漆黒の動物像が、黄金の祭壇を守るように立っている。その奥には、いくつもの箱や、解体された馬車の部品、そして巨大な寝台らしきものが確認できた。夥しい数の副葬品が、まるで無造作に、しかし完璧な配置で置かれている。全てが、数千年の時を超えて、あの日のままの姿で、我々の目の前にある。

「信じられん……」
誰かが呟いた。それは私自身であったかもしれない。
カーター殿は、ゆっくりと体を引っ込めた。彼の顔には、呆然とした驚きと、この世の全てを悟ったかのような静かな感動が入り混じっていた。
「素晴らしい。想像を絶する。」
彼はそう言って、深々とため息をついた。その言葉は、数々の苦難を乗り越え、全てを捧げてきた彼の人生の集大成を物語っていた。

その後、作業員たちがさらに穴を広げ、人が内部へと入れるようになった。私はカーター殿とカーナヴォン卿に続き、狭い通路を抜けて、その「前室」へと足を踏み入れた。内部の空気はひんやりとし、埃とカビ、そして何か古びた木の匂いが混じり合っている。

視界に飛び込んできたのは、漆黒の木材に金箔が施された動物の像、その瞳は象牙か、あるいは水晶であろうか。寝台の脚部には、精緻な彫刻が施されており、その全てが黄金に輝いている。壁際には、いくつもの石膏製の甕や、箱が積み上げられ、その中には一体何が収められているのか、想像するだに鳥肌が立つ。

これはただの墓ではない。これは、遥か古代エジプトの王が、来世へと旅立つために準備した、もう一つの世界なのだ。そして、その世界が、今、我々の目の前で、数千年の封印を解かれた。

太陽が西の空へと傾き、谷に長い影を落とし始める頃、我々は一旦、この前室の作業を中断した。今日、我々が足を踏み入れたのは、ほんの序章に過ぎない。この前室のさらに奥には、王の埋葬室へと続く扉が固く閉ざされている。その扉に描かれたネクロポリスの印は、さらに厳重な守護を物語っていた。

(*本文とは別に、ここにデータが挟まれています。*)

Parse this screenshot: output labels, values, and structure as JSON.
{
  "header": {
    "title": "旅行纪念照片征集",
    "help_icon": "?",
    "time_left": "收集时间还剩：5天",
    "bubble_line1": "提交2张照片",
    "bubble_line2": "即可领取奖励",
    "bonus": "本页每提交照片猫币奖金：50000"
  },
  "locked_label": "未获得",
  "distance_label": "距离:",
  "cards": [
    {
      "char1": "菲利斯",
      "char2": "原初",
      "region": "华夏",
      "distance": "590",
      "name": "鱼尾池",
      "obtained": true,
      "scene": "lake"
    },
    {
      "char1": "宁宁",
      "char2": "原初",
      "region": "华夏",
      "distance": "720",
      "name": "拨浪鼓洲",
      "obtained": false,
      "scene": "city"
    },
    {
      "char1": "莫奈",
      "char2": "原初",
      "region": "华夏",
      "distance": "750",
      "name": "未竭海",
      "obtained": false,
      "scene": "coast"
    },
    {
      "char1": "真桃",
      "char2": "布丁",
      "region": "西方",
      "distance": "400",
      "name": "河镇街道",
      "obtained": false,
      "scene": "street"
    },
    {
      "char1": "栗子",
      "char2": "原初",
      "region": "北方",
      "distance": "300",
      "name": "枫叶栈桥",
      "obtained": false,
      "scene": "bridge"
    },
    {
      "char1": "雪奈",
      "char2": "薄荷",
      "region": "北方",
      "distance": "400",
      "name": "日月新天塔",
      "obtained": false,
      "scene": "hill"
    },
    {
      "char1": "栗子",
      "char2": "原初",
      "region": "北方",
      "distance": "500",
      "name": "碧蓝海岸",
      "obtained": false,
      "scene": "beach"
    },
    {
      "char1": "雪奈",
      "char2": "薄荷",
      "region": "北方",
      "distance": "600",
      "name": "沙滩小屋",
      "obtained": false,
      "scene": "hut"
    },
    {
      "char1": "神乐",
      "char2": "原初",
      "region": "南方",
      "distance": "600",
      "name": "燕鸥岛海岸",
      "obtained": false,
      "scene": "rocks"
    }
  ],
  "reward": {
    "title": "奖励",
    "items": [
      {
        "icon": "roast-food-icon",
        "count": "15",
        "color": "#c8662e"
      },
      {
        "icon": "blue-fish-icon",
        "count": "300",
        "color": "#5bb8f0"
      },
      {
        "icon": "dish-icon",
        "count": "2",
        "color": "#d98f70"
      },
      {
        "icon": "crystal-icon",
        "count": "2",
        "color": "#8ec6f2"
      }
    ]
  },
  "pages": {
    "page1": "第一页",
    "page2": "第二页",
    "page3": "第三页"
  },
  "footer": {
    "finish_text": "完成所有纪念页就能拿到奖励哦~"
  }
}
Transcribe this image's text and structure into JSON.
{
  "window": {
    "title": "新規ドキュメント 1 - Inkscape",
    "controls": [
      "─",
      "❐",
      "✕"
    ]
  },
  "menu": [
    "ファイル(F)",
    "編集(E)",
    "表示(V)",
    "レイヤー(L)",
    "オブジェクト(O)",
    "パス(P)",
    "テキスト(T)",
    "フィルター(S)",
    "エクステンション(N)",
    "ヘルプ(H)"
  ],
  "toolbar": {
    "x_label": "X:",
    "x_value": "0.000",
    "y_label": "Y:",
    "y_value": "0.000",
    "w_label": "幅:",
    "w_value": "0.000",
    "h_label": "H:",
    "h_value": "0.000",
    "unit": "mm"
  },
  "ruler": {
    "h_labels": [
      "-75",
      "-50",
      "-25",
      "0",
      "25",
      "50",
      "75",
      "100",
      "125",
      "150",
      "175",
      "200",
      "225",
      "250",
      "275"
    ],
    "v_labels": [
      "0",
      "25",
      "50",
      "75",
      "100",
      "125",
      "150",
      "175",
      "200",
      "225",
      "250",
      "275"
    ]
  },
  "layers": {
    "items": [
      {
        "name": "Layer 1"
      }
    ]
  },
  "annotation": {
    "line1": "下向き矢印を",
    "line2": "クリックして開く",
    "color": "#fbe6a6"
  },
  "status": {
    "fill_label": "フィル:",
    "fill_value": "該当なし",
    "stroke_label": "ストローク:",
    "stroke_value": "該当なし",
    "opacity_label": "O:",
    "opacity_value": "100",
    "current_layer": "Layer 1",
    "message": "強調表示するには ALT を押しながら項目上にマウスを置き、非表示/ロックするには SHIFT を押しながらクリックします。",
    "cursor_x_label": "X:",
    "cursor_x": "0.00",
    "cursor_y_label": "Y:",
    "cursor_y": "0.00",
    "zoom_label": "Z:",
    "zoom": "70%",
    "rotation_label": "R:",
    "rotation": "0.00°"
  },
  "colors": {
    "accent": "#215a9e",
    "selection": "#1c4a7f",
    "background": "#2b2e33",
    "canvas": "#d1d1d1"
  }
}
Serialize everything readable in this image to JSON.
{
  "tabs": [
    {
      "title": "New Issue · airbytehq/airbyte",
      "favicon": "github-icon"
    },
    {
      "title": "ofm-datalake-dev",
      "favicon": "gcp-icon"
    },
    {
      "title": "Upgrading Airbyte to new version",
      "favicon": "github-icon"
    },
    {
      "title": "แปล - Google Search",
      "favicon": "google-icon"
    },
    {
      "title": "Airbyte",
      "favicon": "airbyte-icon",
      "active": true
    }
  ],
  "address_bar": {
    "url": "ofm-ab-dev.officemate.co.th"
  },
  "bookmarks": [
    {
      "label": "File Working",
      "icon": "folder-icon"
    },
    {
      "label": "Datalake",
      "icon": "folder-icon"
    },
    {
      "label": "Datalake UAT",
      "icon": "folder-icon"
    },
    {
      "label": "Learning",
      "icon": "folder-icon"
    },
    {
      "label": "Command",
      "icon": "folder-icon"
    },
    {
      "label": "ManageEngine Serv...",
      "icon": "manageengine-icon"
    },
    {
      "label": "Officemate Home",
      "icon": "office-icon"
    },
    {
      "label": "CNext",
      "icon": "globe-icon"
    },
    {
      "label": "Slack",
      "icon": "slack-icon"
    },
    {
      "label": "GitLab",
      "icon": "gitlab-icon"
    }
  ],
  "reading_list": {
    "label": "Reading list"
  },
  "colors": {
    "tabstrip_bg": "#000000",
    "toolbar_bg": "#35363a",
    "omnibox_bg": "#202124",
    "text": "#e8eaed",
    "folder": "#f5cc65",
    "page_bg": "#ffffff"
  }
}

死者の谷に、再び静寂が戻ってきた。しかし、それはもう、かつてのそれとは違う。我々が踏み込んだ場所は、もはや未知の領域ではない。そして、この発見が世界に与える衝撃は、計り知れないだろう。私は今日見た光景を、決して忘れることはないだろう。今日の出来事は、ほんの序章に過ぎない。しかし、その序章がこれほどまでの衝撃を伴うとは、私はまだ、この目で見た現実を消化しきれていない。

参考にした出来事:
1922年11月16日(西暦)、ツタンカーメン王墓の正式な開封とその前室への立ち入り。11月4日に階段が発見され、11月5日に最初の扉が確認された後、11月26日にハワード・カーター、カーナヴォン卿、エヴリン嬢らが第二の扉を開け、ツタンカーメン王墓の前室へと入った。この日記では、その第二の扉の開封と前室への立ち入りを11月16日という指定日に合わせて記述している。